As Pakistan sees India becoming a great power, "nuclear weapons become a
very attractive psychological equalizer," said George Perkovich, vice
president for studies and a nonproliferation specialist at the Carnegie
Endowment for International Peace. 

The 1998 test date is a quasi-holiday in Pakistan, and the test site was
once declared a national monument, part of the nuclear chest-thumping
that, along with political instability, makes U.S. officials as nervous
as the actual number of weapons. 

In December 2008, Peter Lavoie, the U.S. national intelligence officer
for South Asia, told NATO officials that "despite pending economic
catastrophe, Pakistan is producing nuclear weapons at a faster rate than
any other country in the world," according to a classified State
Department cable released late last year by the Internet site WikiLeaks.


Publication of the document so angered Pakistan's army chief, Gen.
Ashfaq Kayani, that he told journalists there that the Pakistani people
believe that the "real aim of U.S. [war] strategy is to denuclearize
Pakistan," according to local media reports. 

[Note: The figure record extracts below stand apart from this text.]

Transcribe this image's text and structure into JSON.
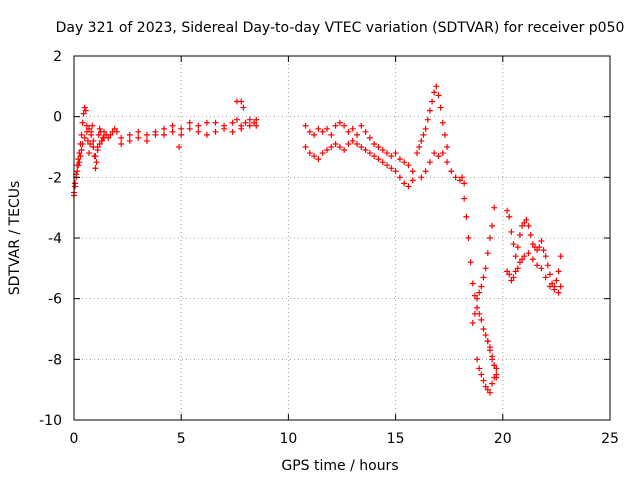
{
  "chart_data": {
    "type": "scatter",
    "title": "Day 321 of 2023, Sidereal Day-to-day VTEC variation (SDTVAR) for receiver p050",
    "xlabel": "GPS time / hours",
    "ylabel": "SDTVAR / TECUs",
    "xlim": [
      0,
      25
    ],
    "ylim": [
      -10,
      2
    ],
    "xticks": [
      0,
      5,
      10,
      15,
      20,
      25
    ],
    "yticks": [
      -10,
      -8,
      -6,
      -4,
      -2,
      0,
      2
    ],
    "grid": true,
    "marker": "+",
    "color": "#ff0000",
    "series": [
      {
        "name": "SDTVAR p050",
        "x": [
          0.0,
          0.05,
          0.1,
          0.15,
          0.2,
          0.25,
          0.3,
          0.35,
          0.4,
          0.45,
          0.5,
          0.55,
          0.6,
          0.65,
          0.7,
          0.75,
          0.8,
          0.85,
          0.9,
          0.95,
          1.0,
          1.05,
          1.1,
          1.15,
          1.2,
          1.25,
          1.3,
          1.35,
          1.4,
          1.5,
          1.6,
          1.7,
          1.8,
          1.9,
          2.0,
          0.0,
          0.05,
          0.1,
          0.15,
          0.2,
          0.25,
          0.3,
          0.35,
          0.4,
          0.5,
          0.6,
          0.7,
          0.8,
          0.9,
          1.0,
          1.1,
          1.2,
          1.3,
          1.4,
          2.2,
          2.6,
          3.0,
          3.4,
          3.8,
          4.2,
          4.6,
          5.0,
          5.4,
          5.8,
          6.2,
          6.6,
          7.0,
          7.4,
          7.6,
          7.8,
          8.0,
          8.2,
          8.4,
          8.5,
          2.2,
          2.6,
          3.0,
          3.4,
          3.8,
          4.2,
          4.6,
          5.0,
          5.4,
          5.8,
          6.2,
          6.6,
          7.0,
          7.4,
          7.8,
          8.2,
          8.5,
          7.6,
          7.8,
          7.9,
          4.9,
          10.8,
          11.0,
          11.2,
          11.4,
          11.6,
          11.8,
          12.0,
          12.2,
          12.4,
          12.6,
          12.8,
          13.0,
          13.2,
          13.4,
          13.6,
          13.8,
          14.0,
          14.2,
          14.4,
          14.6,
          14.8,
          15.0,
          15.2,
          15.4,
          15.6,
          15.8,
          10.8,
          11.0,
          11.2,
          11.4,
          11.6,
          11.8,
          12.0,
          12.2,
          12.4,
          12.6,
          12.8,
          13.0,
          13.2,
          13.4,
          13.6,
          13.8,
          14.0,
          14.2,
          14.4,
          14.6,
          14.8,
          15.0,
          15.2,
          15.4,
          15.6,
          15.8,
          16.0,
          16.1,
          16.2,
          16.3,
          16.4,
          16.5,
          16.6,
          16.7,
          16.8,
          16.9,
          17.0,
          17.1,
          17.2,
          17.3,
          17.4,
          16.2,
          16.4,
          16.6,
          16.8,
          17.0,
          17.2,
          17.4,
          17.6,
          17.8,
          18.0,
          18.1,
          18.2,
          18.2,
          18.3,
          18.4,
          18.5,
          18.6,
          18.7,
          18.8,
          18.9,
          19.0,
          19.1,
          19.2,
          19.3,
          19.4,
          19.5,
          19.6,
          18.6,
          18.7,
          18.8,
          18.9,
          19.0,
          19.1,
          19.2,
          19.3,
          19.4,
          19.5,
          19.6,
          19.7,
          18.8,
          18.9,
          19.0,
          19.1,
          19.2,
          19.3,
          19.4,
          19.5,
          19.6,
          19.7,
          19.3,
          19.4,
          19.5,
          19.6,
          19.7,
          20.2,
          20.3,
          20.4,
          20.5,
          20.6,
          20.7,
          20.8,
          20.9,
          21.0,
          21.1,
          21.2,
          21.3,
          21.4,
          21.5,
          21.6,
          21.7,
          21.8,
          21.9,
          22.0,
          22.1,
          22.2,
          22.3,
          22.4,
          22.5,
          22.6,
          22.7,
          20.2,
          20.3,
          20.4,
          20.5,
          20.6,
          20.7,
          20.8,
          20.9,
          21.0,
          21.2,
          21.4,
          21.6,
          21.8,
          22.0,
          22.2,
          22.4,
          22.6,
          22.7
        ],
        "y": [
          -2.6,
          -2.3,
          -1.9,
          -1.6,
          -1.4,
          -1.2,
          -0.9,
          -0.6,
          -0.2,
          0.1,
          0.3,
          0.2,
          -0.3,
          -0.8,
          -1.2,
          -0.9,
          -0.5,
          -0.3,
          -0.8,
          -1.3,
          -1.7,
          -1.5,
          -1.0,
          -0.6,
          -0.4,
          -0.5,
          -0.8,
          -0.7,
          -0.5,
          -0.6,
          -0.7,
          -0.6,
          -0.5,
          -0.4,
          -0.5,
          -2.5,
          -2.2,
          -2.0,
          -1.8,
          -1.6,
          -1.5,
          -1.3,
          -1.1,
          -0.9,
          -0.7,
          -0.5,
          -0.4,
          -0.6,
          -1.0,
          -1.3,
          -1.1,
          -0.9,
          -0.8,
          -0.7,
          -0.7,
          -0.6,
          -0.5,
          -0.6,
          -0.5,
          -0.4,
          -0.3,
          -0.4,
          -0.2,
          -0.3,
          -0.2,
          -0.2,
          -0.3,
          -0.2,
          -0.1,
          -0.3,
          -0.2,
          -0.1,
          -0.2,
          -0.1,
          -0.9,
          -0.8,
          -0.7,
          -0.8,
          -0.6,
          -0.6,
          -0.5,
          -0.6,
          -0.4,
          -0.5,
          -0.6,
          -0.5,
          -0.4,
          -0.5,
          -0.4,
          -0.3,
          -0.3,
          0.5,
          0.5,
          0.3,
          -1.0,
          -0.3,
          -0.5,
          -0.6,
          -0.4,
          -0.5,
          -0.4,
          -0.6,
          -0.3,
          -0.2,
          -0.3,
          -0.5,
          -0.4,
          -0.6,
          -0.3,
          -0.5,
          -0.7,
          -0.9,
          -1.0,
          -1.1,
          -1.2,
          -1.3,
          -1.2,
          -1.4,
          -1.5,
          -1.6,
          -1.8,
          -1.0,
          -1.2,
          -1.3,
          -1.4,
          -1.2,
          -1.1,
          -1.0,
          -0.9,
          -1.0,
          -1.1,
          -0.9,
          -0.8,
          -0.9,
          -1.0,
          -1.1,
          -1.2,
          -1.3,
          -1.4,
          -1.5,
          -1.6,
          -1.7,
          -1.8,
          -2.0,
          -2.2,
          -2.3,
          -2.1,
          -1.2,
          -1.0,
          -0.8,
          -0.6,
          -0.4,
          -0.1,
          0.2,
          0.5,
          0.8,
          1.0,
          0.7,
          0.3,
          -0.2,
          -0.6,
          -1.0,
          -2.0,
          -1.8,
          -1.5,
          -1.2,
          -1.3,
          -1.2,
          -1.5,
          -1.8,
          -2.0,
          -2.1,
          -2.0,
          -2.2,
          -2.7,
          -3.3,
          -4.0,
          -4.8,
          -5.5,
          -5.9,
          -6.0,
          -5.8,
          -5.6,
          -5.3,
          -5.0,
          -4.5,
          -4.0,
          -3.6,
          -3.0,
          -6.8,
          -6.5,
          -6.3,
          -6.5,
          -6.7,
          -7.0,
          -7.2,
          -7.4,
          -7.6,
          -7.9,
          -8.2,
          -8.6,
          -8.0,
          -8.3,
          -8.5,
          -8.7,
          -8.9,
          -9.0,
          -9.1,
          -8.8,
          -8.6,
          -8.3,
          -7.4,
          -7.7,
          -8.0,
          -8.2,
          -8.5,
          -3.1,
          -3.3,
          -3.8,
          -4.2,
          -4.6,
          -4.3,
          -3.9,
          -3.6,
          -3.5,
          -3.4,
          -3.6,
          -3.9,
          -4.2,
          -4.3,
          -4.4,
          -4.3,
          -4.1,
          -4.4,
          -4.6,
          -4.9,
          -5.2,
          -5.5,
          -5.6,
          -5.4,
          -5.1,
          -4.6,
          -5.1,
          -5.2,
          -5.4,
          -5.3,
          -5.1,
          -5.0,
          -4.8,
          -4.7,
          -4.6,
          -4.5,
          -4.7,
          -4.9,
          -5.0,
          -5.3,
          -5.6,
          -5.7,
          -5.8,
          -5.6
        ]
      }
    ]
  }
}
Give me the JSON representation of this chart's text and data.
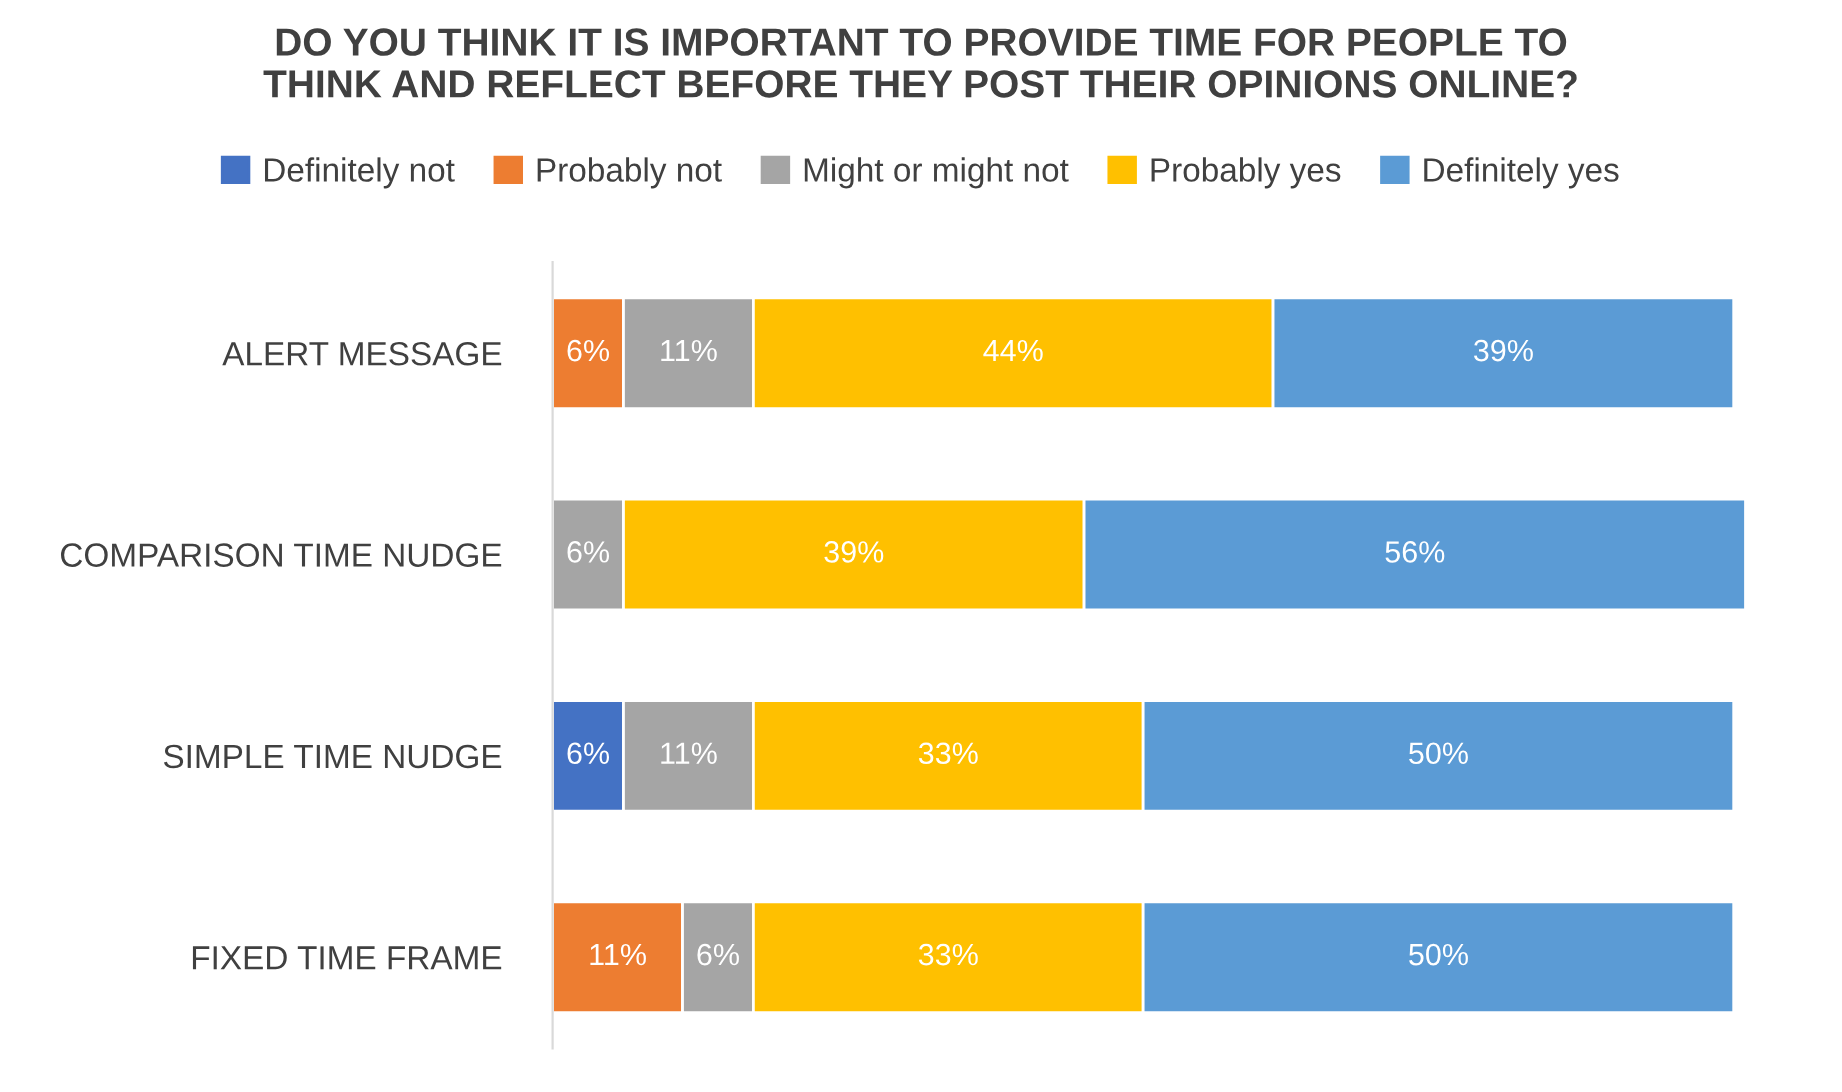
{
  "chart_data": {
    "type": "bar",
    "orientation": "horizontal",
    "stacked": true,
    "title": "DO YOU THINK IT IS IMPORTANT TO PROVIDE TIME FOR PEOPLE TO\nTHINK AND REFLECT BEFORE THEY POST THEIR OPINIONS ONLINE?",
    "categories": [
      "ALERT MESSAGE",
      "COMPARISON TIME NUDGE",
      "SIMPLE TIME NUDGE",
      "FIXED TIME FRAME"
    ],
    "series": [
      {
        "name": "Definitely not",
        "color": "#4472c4",
        "values": [
          null,
          null,
          6,
          null
        ],
        "value_labels": [
          null,
          null,
          "6%",
          null
        ]
      },
      {
        "name": "Probably not",
        "color": "#ed7d31",
        "values": [
          6,
          null,
          null,
          11
        ],
        "value_labels": [
          "6%",
          null,
          null,
          "11%"
        ]
      },
      {
        "name": "Might or might not",
        "color": "#a5a5a5",
        "values": [
          11,
          6,
          11,
          6
        ],
        "value_labels": [
          "11%",
          "6%",
          "11%",
          "6%"
        ]
      },
      {
        "name": "Probably yes",
        "color": "#ffc000",
        "values": [
          44,
          39,
          33,
          33
        ],
        "value_labels": [
          "44%",
          "39%",
          "33%",
          "33%"
        ]
      },
      {
        "name": "Definitely yes",
        "color": "#5b9bd5",
        "values": [
          39,
          56,
          50,
          50
        ],
        "value_labels": [
          "39%",
          "56%",
          "50%",
          "50%"
        ]
      }
    ],
    "legend": "top",
    "tick_labels": "y"
  }
}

In 2009, Congress passed a $7.5 billion aid package for Pakistan with
the stipulation that the administration provide regular assessments of
whether any of the money "directly or indirectly aided the expansion of
Pakistan's nuclear weapons program." 

While continuing to produce weapons-grade uranium at two sites, Pakistan
has sharply increased its production of plutonium, allowing it to make
lighter warheads for more mobile delivery systems. Its newest missile,
the Shaheen II, has a range of 1,500 miles and is about to go into
operational deployment, Kristensen said. Pakistan also has developed
nuclear-capable land- and air-launched cruise missiles.